NBC Universal and News Corp. on Thursday unveiled their splashiest effort yet to hang on to people who want to watch popular TV shows and movies on their computer screens.

This summer they will launch a still-unnamed, ad-supported website that will stream mostly free video from their networks and movie studios -- and some user-generated video. They've signed AOL, MSN, MySpace and Yahoo as partners to offer the venture's video on their sites and share ad sales. NBC and News Corp. also still will offer video as they do now on their own sites.

"On Day 1, it will be the largest distribution platform on the Web," News Corp. President Peter Chernin says.

The partner sites will embed the venture's player, which will stream videos but block users from making copies.

A goal of the venture is to divert people from sites such as YouTube, which has let users post homemade copies of the companies' copyrighted material but has made no deal to share the ad revenue their videos generate.

Last week, Viacom filed a $1 billion copyright-infringement lawsuit against YouTube, saying that it found at least 150,000 unauthorized clips from programs including The Daily Show with Jon Stewart and The Colbert Report.

Chernin says the venture "is not a YouTube killer," and Google's video site might become a distribution partner.

"We'd like to be in business with everyone," NBC chief Jeff Zucker says.

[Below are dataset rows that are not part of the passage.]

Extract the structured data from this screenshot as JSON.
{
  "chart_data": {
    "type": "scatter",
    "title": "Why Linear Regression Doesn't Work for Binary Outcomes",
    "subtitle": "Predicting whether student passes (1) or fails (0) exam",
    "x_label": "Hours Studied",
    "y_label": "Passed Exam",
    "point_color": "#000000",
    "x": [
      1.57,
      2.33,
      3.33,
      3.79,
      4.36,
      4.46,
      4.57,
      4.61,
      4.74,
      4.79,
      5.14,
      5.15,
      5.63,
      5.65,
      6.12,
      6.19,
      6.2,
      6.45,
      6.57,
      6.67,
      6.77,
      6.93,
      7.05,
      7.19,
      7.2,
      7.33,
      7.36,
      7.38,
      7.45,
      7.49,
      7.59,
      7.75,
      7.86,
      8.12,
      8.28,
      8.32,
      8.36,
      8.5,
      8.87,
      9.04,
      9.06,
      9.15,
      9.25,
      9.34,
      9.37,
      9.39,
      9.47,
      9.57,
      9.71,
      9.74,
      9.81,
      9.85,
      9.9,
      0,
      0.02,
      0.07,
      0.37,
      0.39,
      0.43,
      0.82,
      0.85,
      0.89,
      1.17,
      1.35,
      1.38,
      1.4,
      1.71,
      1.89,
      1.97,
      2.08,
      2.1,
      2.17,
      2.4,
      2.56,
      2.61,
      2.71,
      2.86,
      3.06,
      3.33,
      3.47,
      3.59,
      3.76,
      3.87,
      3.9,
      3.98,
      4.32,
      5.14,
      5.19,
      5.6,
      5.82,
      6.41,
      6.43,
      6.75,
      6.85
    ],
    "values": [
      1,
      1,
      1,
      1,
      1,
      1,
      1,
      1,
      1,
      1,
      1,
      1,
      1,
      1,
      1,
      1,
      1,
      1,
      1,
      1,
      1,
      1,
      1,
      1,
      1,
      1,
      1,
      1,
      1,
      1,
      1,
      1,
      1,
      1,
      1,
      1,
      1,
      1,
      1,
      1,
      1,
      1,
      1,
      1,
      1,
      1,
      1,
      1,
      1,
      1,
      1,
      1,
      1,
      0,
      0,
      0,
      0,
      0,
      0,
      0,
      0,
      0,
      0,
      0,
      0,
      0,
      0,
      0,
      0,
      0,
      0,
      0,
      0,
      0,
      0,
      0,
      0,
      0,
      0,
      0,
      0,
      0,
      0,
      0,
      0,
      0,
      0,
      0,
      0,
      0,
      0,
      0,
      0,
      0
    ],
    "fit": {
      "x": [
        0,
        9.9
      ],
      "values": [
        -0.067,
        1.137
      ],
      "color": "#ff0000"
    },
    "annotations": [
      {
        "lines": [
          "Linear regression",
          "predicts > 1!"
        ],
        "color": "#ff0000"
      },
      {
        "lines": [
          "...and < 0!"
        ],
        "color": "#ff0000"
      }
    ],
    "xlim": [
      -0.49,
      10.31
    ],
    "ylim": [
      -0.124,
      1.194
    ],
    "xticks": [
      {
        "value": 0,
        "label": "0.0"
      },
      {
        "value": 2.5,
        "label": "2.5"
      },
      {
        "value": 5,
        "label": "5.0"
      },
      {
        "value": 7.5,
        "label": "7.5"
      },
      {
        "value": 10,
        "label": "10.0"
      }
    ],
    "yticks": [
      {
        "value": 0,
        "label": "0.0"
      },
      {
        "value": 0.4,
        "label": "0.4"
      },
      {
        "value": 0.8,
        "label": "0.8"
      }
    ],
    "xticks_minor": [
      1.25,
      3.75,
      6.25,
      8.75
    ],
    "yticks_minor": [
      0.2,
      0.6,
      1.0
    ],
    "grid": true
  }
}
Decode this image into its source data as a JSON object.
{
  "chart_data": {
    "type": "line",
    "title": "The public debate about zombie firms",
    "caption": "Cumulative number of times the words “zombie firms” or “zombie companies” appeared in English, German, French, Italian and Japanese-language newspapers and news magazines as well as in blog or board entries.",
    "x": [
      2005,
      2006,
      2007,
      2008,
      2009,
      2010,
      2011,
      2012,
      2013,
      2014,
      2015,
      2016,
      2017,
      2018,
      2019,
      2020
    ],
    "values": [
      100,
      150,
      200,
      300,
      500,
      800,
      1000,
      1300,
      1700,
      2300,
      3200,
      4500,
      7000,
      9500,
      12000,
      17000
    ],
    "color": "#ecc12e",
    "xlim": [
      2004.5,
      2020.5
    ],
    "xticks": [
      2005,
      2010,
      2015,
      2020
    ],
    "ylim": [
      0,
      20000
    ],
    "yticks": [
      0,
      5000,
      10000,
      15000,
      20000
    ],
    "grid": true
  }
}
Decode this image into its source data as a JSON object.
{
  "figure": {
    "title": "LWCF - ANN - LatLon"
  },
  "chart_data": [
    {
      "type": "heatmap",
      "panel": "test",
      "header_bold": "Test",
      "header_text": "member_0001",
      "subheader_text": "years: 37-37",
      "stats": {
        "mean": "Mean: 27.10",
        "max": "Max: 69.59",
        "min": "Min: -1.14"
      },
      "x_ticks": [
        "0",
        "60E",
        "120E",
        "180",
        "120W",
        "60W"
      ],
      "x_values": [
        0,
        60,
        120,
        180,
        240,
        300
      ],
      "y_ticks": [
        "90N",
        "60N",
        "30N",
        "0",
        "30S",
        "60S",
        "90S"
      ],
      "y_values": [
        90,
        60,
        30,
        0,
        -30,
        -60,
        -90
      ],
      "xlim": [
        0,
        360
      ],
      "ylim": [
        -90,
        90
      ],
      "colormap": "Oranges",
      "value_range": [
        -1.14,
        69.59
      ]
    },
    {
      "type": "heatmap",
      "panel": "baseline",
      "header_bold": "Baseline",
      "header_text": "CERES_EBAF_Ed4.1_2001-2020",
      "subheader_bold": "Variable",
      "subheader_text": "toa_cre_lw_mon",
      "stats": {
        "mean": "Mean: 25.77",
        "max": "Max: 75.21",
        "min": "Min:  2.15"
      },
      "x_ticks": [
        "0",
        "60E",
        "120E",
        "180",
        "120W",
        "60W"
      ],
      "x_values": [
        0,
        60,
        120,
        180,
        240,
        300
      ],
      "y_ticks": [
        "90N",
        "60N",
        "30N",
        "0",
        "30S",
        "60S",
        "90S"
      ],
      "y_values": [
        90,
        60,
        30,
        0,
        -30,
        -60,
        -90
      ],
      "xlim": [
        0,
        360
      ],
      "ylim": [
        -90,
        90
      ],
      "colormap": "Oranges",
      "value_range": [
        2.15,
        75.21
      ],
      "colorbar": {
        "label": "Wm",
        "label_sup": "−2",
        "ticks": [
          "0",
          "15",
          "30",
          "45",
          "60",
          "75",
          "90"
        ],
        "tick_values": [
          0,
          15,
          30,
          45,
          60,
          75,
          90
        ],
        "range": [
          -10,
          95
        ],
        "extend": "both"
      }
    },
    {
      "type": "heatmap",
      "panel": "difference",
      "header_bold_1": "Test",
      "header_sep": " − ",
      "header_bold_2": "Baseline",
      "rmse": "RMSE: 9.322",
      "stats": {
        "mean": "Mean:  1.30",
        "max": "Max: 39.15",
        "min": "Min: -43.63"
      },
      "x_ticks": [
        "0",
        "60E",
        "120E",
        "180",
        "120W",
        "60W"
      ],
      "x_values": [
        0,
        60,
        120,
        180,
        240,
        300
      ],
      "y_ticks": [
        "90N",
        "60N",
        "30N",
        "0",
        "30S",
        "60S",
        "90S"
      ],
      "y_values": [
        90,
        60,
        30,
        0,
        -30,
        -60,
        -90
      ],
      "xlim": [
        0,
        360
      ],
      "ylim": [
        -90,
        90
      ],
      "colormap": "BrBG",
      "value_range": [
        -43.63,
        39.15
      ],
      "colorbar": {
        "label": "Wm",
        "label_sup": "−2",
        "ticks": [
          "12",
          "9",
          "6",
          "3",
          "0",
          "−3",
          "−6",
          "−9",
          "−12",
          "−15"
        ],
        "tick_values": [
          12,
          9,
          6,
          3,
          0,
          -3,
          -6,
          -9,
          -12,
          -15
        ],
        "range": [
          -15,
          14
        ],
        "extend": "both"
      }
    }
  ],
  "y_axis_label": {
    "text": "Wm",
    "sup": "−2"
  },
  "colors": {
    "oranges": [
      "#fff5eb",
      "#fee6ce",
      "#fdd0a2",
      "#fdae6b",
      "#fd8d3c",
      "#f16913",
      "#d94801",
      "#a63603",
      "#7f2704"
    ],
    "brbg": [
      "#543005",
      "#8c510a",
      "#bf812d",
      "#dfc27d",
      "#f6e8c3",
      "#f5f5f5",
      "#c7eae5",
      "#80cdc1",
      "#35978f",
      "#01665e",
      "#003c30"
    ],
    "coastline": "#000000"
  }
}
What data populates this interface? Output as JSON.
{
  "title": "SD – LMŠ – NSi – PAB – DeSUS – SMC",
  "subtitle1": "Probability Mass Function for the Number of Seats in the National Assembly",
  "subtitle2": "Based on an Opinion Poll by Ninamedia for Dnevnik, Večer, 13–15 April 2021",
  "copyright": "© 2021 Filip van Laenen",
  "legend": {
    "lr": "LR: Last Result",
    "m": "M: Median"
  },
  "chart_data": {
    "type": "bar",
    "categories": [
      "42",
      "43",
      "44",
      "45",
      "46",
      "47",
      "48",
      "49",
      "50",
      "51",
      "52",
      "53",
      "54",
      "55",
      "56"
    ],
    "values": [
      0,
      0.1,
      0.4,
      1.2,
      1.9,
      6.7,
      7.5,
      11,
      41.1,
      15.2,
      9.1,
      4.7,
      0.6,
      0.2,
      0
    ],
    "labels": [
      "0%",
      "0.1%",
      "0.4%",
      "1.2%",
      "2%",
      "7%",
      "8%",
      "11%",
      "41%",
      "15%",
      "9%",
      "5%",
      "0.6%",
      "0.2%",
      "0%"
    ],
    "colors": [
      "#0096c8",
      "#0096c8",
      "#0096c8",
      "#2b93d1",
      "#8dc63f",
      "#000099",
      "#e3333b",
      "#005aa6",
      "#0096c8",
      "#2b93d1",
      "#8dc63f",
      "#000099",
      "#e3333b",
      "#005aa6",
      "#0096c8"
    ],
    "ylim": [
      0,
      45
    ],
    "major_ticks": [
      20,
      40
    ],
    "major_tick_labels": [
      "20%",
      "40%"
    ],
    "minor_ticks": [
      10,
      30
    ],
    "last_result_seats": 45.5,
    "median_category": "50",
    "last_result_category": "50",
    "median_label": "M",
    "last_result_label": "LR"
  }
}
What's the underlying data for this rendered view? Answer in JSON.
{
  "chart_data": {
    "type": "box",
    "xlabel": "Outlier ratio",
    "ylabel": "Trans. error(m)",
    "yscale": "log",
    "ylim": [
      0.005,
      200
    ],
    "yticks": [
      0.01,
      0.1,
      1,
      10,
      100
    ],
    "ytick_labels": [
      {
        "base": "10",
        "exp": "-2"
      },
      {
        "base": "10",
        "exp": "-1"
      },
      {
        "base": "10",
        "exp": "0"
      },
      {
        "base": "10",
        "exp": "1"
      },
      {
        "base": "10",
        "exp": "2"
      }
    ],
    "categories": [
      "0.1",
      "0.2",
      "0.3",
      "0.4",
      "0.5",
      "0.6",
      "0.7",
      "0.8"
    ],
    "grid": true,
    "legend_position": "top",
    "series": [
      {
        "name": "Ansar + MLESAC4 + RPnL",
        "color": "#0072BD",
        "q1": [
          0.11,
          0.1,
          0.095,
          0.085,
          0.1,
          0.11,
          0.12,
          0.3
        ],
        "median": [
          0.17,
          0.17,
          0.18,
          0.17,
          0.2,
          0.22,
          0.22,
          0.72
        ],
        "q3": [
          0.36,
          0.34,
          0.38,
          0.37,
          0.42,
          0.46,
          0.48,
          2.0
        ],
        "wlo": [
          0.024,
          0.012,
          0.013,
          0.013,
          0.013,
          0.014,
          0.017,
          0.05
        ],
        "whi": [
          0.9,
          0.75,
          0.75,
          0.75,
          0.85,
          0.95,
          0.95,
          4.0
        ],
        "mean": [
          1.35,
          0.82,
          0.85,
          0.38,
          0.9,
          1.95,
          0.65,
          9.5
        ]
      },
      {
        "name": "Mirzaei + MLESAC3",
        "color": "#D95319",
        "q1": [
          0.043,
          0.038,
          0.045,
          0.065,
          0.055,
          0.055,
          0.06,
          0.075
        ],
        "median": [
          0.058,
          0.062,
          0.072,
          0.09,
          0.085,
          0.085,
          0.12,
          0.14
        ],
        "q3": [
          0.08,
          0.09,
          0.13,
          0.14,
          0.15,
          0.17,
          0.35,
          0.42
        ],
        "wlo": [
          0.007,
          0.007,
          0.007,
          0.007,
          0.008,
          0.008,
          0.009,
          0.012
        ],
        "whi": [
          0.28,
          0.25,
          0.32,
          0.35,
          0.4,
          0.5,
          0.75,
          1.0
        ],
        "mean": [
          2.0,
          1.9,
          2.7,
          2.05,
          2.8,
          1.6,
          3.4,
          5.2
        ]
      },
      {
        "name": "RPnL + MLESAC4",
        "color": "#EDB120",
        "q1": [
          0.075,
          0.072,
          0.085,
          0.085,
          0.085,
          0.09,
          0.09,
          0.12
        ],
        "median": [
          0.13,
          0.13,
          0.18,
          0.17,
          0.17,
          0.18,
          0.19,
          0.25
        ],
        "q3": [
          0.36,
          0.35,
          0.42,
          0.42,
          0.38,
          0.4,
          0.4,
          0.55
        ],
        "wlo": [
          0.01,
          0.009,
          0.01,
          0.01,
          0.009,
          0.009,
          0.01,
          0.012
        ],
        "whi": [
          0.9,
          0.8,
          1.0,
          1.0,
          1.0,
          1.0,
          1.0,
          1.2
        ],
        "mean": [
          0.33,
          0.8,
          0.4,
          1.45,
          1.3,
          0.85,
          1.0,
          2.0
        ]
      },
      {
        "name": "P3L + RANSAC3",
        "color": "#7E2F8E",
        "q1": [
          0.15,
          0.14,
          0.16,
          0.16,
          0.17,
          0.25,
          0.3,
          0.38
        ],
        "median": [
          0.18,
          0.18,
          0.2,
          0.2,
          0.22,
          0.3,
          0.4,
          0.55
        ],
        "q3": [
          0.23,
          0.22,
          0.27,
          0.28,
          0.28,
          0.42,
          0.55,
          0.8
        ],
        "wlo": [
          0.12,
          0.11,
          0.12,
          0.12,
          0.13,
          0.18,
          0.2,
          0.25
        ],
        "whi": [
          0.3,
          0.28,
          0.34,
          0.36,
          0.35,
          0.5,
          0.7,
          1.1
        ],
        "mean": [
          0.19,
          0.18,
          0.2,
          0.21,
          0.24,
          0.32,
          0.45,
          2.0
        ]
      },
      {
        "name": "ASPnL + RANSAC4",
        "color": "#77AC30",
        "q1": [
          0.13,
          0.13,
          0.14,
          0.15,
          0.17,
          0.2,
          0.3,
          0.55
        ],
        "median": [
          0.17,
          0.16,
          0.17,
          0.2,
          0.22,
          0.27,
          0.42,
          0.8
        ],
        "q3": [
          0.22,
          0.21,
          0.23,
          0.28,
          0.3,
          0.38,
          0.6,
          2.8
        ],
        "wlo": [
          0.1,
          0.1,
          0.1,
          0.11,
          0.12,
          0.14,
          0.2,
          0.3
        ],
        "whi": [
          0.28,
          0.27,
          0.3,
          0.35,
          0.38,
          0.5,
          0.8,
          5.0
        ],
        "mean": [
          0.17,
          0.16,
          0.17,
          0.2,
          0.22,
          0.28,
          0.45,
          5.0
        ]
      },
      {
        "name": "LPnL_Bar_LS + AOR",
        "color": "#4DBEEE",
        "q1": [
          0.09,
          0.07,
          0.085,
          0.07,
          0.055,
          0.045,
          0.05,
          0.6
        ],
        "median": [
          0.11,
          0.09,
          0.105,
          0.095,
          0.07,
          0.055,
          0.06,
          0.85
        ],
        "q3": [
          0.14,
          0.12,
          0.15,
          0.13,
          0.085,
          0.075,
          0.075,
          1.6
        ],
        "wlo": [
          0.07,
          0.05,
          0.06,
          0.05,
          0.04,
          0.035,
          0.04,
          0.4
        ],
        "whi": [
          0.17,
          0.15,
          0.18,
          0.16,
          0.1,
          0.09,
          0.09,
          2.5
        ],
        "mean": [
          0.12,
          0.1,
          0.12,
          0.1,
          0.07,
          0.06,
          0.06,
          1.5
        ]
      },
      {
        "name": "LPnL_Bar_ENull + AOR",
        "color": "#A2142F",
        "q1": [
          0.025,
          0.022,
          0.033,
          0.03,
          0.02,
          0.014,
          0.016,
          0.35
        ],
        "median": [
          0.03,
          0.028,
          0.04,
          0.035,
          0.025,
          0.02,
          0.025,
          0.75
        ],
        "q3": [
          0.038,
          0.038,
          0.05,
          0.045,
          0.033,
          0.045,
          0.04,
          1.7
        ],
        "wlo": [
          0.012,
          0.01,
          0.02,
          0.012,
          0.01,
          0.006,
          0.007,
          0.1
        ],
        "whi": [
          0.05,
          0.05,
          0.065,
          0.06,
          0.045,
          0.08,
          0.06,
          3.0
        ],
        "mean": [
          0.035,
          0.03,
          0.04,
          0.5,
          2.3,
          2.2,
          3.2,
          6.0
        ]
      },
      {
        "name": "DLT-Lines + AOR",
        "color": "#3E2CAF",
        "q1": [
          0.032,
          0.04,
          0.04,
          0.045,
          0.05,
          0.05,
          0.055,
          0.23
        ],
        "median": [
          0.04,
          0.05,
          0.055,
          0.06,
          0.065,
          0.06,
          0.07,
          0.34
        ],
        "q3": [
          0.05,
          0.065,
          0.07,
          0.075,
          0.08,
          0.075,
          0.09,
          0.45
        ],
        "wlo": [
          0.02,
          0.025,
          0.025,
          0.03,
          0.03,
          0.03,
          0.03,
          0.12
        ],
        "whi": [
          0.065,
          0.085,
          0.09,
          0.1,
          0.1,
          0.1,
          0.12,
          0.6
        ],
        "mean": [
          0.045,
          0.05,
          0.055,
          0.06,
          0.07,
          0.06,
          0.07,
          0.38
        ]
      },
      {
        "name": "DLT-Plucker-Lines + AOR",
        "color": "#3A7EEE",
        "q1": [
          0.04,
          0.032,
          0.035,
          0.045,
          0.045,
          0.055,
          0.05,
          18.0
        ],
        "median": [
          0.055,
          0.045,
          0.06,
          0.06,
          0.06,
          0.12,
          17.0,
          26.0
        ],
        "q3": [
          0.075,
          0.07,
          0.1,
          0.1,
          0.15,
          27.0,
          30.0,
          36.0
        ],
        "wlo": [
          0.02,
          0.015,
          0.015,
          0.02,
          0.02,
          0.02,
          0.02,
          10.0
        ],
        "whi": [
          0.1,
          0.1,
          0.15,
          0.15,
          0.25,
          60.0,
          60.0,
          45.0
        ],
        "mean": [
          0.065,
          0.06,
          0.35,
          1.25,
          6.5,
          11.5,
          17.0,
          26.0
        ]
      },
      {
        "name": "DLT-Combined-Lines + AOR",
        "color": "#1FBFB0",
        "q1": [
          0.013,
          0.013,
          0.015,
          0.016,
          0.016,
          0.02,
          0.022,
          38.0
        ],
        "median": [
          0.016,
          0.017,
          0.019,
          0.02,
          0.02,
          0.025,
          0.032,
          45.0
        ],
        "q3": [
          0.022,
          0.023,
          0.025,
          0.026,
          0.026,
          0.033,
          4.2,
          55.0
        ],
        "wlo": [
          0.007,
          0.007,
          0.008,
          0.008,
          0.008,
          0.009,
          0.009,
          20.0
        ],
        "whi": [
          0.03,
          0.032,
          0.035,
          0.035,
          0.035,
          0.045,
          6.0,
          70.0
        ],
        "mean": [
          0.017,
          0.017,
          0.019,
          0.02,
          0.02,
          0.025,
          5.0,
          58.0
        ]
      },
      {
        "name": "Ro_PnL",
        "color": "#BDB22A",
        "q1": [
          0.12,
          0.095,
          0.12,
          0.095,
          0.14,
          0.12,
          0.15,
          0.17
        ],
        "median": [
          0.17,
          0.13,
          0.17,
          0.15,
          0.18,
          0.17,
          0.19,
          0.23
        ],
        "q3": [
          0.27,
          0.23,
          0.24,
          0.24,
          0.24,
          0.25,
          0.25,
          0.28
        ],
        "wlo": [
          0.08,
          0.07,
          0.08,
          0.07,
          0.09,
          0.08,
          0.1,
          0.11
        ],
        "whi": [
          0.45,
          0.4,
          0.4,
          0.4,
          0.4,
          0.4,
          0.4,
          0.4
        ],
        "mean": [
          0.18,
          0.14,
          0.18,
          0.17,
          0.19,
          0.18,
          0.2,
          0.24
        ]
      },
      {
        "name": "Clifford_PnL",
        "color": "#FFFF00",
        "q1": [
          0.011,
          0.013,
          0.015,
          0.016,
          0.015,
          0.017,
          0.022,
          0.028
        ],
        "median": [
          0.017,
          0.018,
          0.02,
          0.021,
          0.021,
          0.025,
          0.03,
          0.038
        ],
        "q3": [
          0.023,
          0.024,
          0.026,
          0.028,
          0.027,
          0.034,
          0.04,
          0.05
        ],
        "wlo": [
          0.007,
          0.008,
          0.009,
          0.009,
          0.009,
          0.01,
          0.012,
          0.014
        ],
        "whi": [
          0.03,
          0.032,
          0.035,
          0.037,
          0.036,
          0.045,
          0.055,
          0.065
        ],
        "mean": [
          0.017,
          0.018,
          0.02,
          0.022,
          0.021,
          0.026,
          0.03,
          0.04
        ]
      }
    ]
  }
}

They'll need more partners to take full advantage of the Internet video ad market. Online advertising with streaming of TV shows will grow from about $113 million this year to $510 million in 2010, Adams Media Research estimates.

That's why Forrester Research's James McQuivey calls the venture a pre-emptive move "to make sure that YouTube doesn't (gain) the kind of power over the TV industry that Apple has over the music industry" with iTunes.

But YouTube still has a strong hand for cutting deals to show networks' and studios' materials and share ad sales.

"If I'm a studio, and Google offers me a good deal, I'm going to take it," says Jupiter Research analyst David Card. "They have a huge audience."

NBC and News Corp. will offer free, ad-supported streaming of programs including NBC's Heroes, Saturday Night Live, 30 Rock and The Tonight Show and Fox's 24, The Simpsons and Are You Smarter than a 5th Grader? Advertisers already signed include Cadbury Schweppes, Esurance, Intel, General Motors and Royal Caribbean.

The movies will mostly be available as downloads for sale.

The companies declined to provide financial details, but said they'll devote "significant" resources to promotion.